The sludge respiration test that was reported by Hansvelt and Schoonmade (2002, using boric acid as test substance, was conducted according to the OECD 209 guidelines. The purpose of this guideline is to provide a rapid screening method, which is not designed to derive EC10 values. The actual inhibition at the maximum exposure was 24%. A NOEC of 17.5 mg B/L and LOEC of 56 mg B/L were also reported by these authors, although this may not be based on a statistical measure as the systems were not replicated.

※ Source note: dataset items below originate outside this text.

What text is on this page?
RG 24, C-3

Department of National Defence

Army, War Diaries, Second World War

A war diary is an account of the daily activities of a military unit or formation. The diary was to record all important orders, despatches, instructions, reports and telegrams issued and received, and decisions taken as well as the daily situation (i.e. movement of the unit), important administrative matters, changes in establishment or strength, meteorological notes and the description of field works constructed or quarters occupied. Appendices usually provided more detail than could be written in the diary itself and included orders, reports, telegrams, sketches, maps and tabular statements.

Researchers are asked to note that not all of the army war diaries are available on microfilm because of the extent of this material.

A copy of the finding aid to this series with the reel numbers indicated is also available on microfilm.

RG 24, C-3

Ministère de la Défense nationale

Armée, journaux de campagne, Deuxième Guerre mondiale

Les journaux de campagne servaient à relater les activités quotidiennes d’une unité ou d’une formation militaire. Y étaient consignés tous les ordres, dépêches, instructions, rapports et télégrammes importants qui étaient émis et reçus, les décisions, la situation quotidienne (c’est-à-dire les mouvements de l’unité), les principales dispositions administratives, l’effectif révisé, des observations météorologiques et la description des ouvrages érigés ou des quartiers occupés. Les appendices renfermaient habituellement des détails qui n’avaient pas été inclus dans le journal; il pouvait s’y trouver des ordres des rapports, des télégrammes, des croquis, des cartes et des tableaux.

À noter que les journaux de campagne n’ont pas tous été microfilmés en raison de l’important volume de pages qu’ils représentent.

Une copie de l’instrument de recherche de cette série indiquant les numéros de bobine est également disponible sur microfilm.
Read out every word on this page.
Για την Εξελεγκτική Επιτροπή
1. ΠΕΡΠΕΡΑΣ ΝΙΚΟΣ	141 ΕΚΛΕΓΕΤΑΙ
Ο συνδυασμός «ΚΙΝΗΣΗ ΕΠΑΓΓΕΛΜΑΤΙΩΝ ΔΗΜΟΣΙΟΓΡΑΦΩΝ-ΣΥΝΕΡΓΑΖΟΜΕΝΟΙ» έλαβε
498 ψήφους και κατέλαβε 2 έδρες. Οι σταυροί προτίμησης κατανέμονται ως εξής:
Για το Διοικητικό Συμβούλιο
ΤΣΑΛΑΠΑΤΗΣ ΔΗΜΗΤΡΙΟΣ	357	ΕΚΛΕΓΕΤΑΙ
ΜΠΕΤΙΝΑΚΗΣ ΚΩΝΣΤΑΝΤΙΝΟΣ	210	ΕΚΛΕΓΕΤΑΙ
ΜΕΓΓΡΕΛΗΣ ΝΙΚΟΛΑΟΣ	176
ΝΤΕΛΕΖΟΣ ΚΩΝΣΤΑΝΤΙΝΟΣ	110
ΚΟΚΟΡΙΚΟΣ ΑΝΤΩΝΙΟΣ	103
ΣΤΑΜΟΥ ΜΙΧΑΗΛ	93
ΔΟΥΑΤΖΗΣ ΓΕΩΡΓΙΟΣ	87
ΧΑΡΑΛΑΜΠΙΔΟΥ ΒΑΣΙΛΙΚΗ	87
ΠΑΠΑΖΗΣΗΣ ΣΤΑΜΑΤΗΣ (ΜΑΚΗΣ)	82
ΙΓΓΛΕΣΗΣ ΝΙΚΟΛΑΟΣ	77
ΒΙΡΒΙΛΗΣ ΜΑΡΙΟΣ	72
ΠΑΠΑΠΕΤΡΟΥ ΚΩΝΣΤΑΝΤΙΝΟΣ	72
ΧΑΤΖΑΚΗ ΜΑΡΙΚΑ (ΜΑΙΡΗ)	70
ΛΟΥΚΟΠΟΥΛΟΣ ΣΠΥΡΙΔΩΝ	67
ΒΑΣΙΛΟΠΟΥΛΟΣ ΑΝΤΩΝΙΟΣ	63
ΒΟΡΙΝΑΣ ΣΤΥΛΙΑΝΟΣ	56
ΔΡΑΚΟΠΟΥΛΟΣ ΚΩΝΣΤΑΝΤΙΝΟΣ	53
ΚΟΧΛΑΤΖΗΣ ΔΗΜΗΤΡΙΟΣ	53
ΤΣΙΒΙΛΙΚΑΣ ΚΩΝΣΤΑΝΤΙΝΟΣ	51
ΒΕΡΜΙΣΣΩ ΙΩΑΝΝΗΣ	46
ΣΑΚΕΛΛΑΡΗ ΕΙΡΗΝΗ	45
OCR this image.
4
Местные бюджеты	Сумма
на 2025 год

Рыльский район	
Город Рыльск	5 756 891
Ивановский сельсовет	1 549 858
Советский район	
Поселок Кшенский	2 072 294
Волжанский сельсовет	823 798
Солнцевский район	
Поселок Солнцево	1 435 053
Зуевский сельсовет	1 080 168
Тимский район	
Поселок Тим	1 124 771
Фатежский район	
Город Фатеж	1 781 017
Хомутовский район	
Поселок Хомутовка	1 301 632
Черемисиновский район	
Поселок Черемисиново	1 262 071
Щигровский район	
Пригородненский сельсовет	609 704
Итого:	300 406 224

The test conducted by Gerike et al. (1976) showed that MBAS and COD removal was enhanced by boron relative to controls. No higher boron concentrations were tested. The actual substance tested was a sodium perborate which had been boiled to remove oxygen.

Assessment of the respiration rate of a municipal activated sludge by Webber et al. (1977) was based on Warburg oxygen uptake measurements. In later work, these authors observed no difference in COD removal in laboratory-scale activated sludge plants operating with 0, 100 or 300 mg B/L.


Nitrification tests:

The study by Buchheister & Winter (2003) showed that in a continuously run fixed bed reactor a nitrification efficiency of 99.5% was achieved up to boric acid concentrations of 500 mg B/l. As indicated, however, nitrification activity was reduced to 55% when 600 mg/L B was supplied.


Protozoan toxicity data

The protozoans that were used by Guhl (2000) have been found in activated sludge from sewage treatment plants in Brazil, France, Germany and Spain (Amann et al. 1998, Motta et al. 1998 and Pérez-Uz et al. 2010) and are therefore considered relevant when assessment the potential toxic impact on substance on the microbiological community of an STP. 


Monitoring data

The arithmetic average influent concentrations that were measured in the UBA-study (Umweltbundesamt BE121, 2000) were 3.0 mg B/L (min. 1.6; max. 4.9 mg B/L) in unfiltered samples collected after primary treatment. The function (nitrogen and carbon - removal) of the pilot-scale plant was not affected. Zessner et al. (2003) monitored average boron concentrations in the effluent of two Austrian full-scale STPs. The average concentration was 1.31 mg B/L for STP1 and 0.78 mg B/L for STP2. ECETOC (1997) reported influent and effluent concentrations between 0.27-0.78 and 0.39 -0.75 mg B/L.

These studies do not permit conclusions about higher boron concentrations, but suggest that, under current use conditions, boron concentrations are below those seen for all the laboratory studies described above.